Most often, surgery is not needed. Conservative (nonoperative) care consisting of short-term immobilization in a splint or cast. In some cases, a particular position of the hand and wrist is necessary to limit specific motions. And there is a danger of permanent stiffness, pressure sores, and loss of motion with prolonged immobilization. Movement of all uninvolved parts of the upper extremity is important and patients should be advised when and how to keep moving.

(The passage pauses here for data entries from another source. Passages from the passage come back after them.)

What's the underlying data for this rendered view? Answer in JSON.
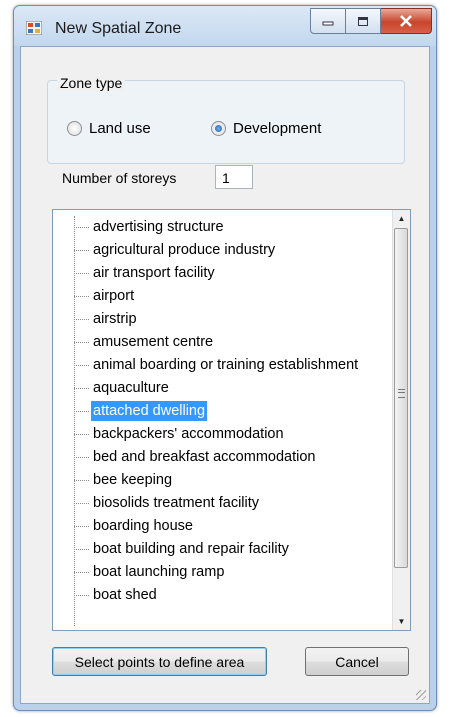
{
  "window": {
    "title": "New Spatial Zone",
    "icons": {
      "app": "app-window-icon",
      "minimize": "minimize-icon",
      "maximize": "maximize-icon",
      "close": "close-icon"
    }
  },
  "zone_type": {
    "label": "Zone type",
    "options": [
      {
        "label": "Land use",
        "checked": false
      },
      {
        "label": "Development",
        "checked": true
      }
    ]
  },
  "storeys": {
    "label": "Number of storeys",
    "value": "1"
  },
  "list": {
    "items": [
      "advertising structure",
      "agricultural produce industry",
      "air transport facility",
      "airport",
      "airstrip",
      "amusement centre",
      "animal boarding or training establishment",
      "aquaculture",
      "attached dwelling",
      "backpackers' accommodation",
      "bed and breakfast accommodation",
      "bee keeping",
      "biosolids treatment facility",
      "boarding house",
      "boat building and repair facility",
      "boat launching ramp",
      "boat shed"
    ],
    "selected": "attached dwelling"
  },
  "buttons": {
    "select_points": "Select points to define area",
    "cancel": "Cancel"
  },
  "colors": {
    "selection": "#3399ff",
    "title_bar": "#c2d7ee",
    "close_button": "#c8452b"
  }
}
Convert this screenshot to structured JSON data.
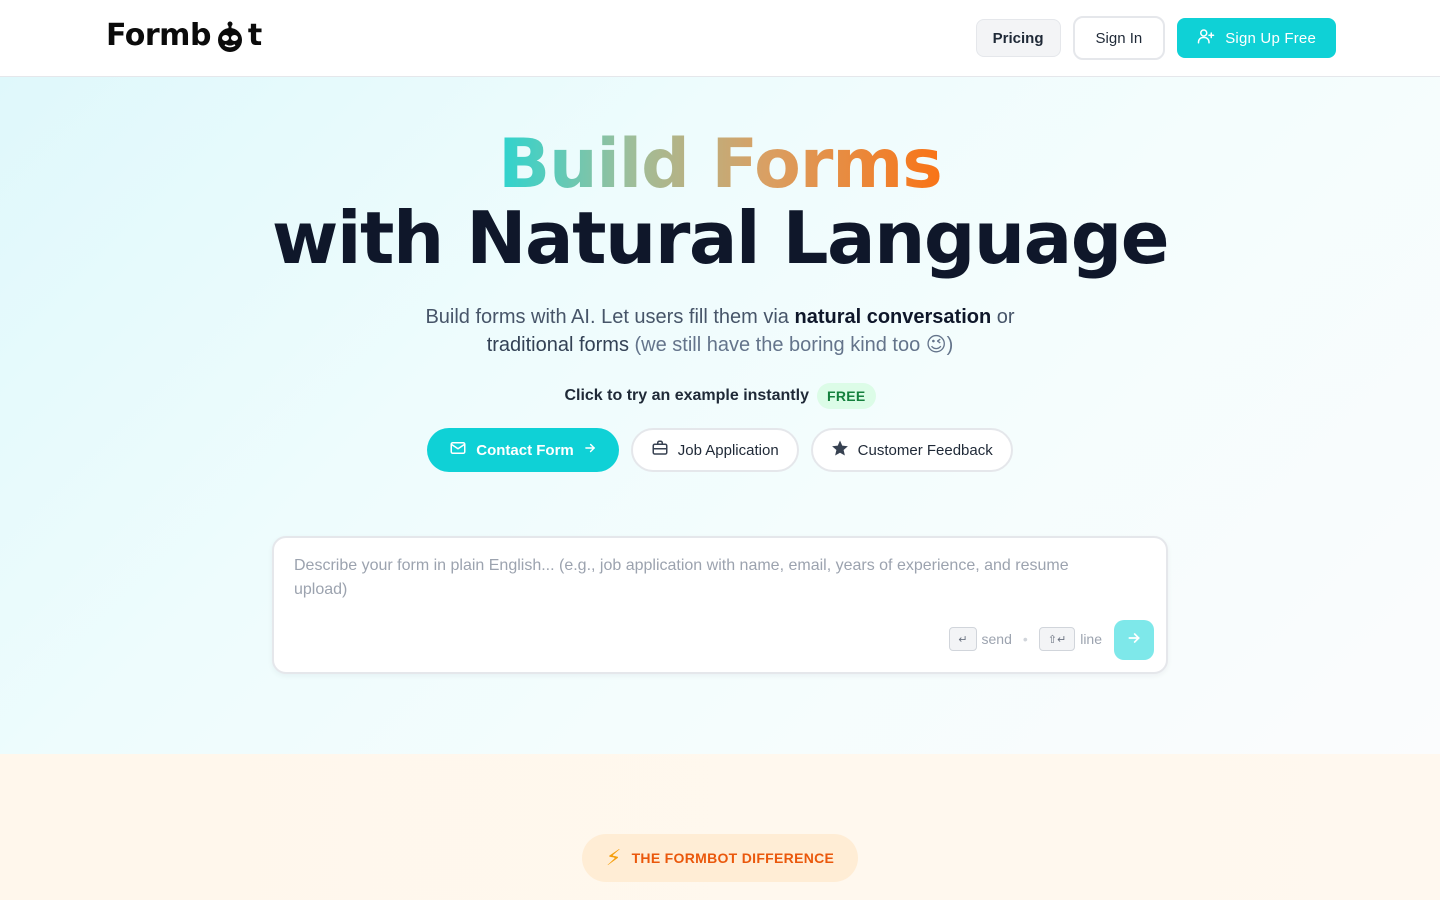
{
  "header": {
    "logo_text": "Formb",
    "logo_suffix": "t",
    "pricing_label": "Pricing",
    "signin_label": "Sign In",
    "signup_label": "Sign Up Free"
  },
  "hero": {
    "title_line1": "Build Forms",
    "title_line2": "with Natural Language",
    "subtitle_part1": "Build forms with AI. Let users fill them via ",
    "subtitle_bold": "natural conversation",
    "subtitle_part2": " or",
    "subtitle_dark": "traditional forms",
    "subtitle_muted": " (we still have the boring kind too 😉)",
    "try_label": "Click to try an example instantly",
    "free_badge": "FREE",
    "examples": [
      {
        "label": "Contact Form",
        "icon": "mail-icon"
      },
      {
        "label": "Job Application",
        "icon": "briefcase-icon"
      },
      {
        "label": "Customer Feedback",
        "icon": "star-icon"
      }
    ]
  },
  "composer": {
    "placeholder": "Describe your form in plain English... (e.g., job application with name, email, years of experience, and resume upload)",
    "send_key": "↵",
    "send_hint": "send",
    "newline_key": "⇧↵",
    "newline_hint": "line"
  },
  "section": {
    "badge_icon": "⚡",
    "badge_label": "THE FORMBOT DIFFERENCE"
  },
  "colors": {
    "accent": "#0fd1d6",
    "text_dark": "#0f172a",
    "badge_orange": "#ea580c",
    "free_green": "#15803d"
  }
}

Special attention must be paid to intraarticular fractures (fractures that extend into the joint). This type of fracture is often accompanied by damage/rupture of the ligaments needed for joint stability. Complications are to be expected with stiffness being the most common (and most difficult to treat) problem encountered.

Fortunately, the hand is versatile, resilient, and forgiving making it possible to treat hand fractures without surgery. But in selected cases, surgery will aid and assist healing and recovery. With the right treatment, your husband can expect that, in time, it will be possible to return to normal motion and use of the involved hand.

Holding a fracture together with a popsicle stick is similar to some splinting used. But this approach must still be done under the supervision of a health care provider. One who can make sure problems and complications don’t develop and that the proper treatment is given in the right time frame to avoid more problems.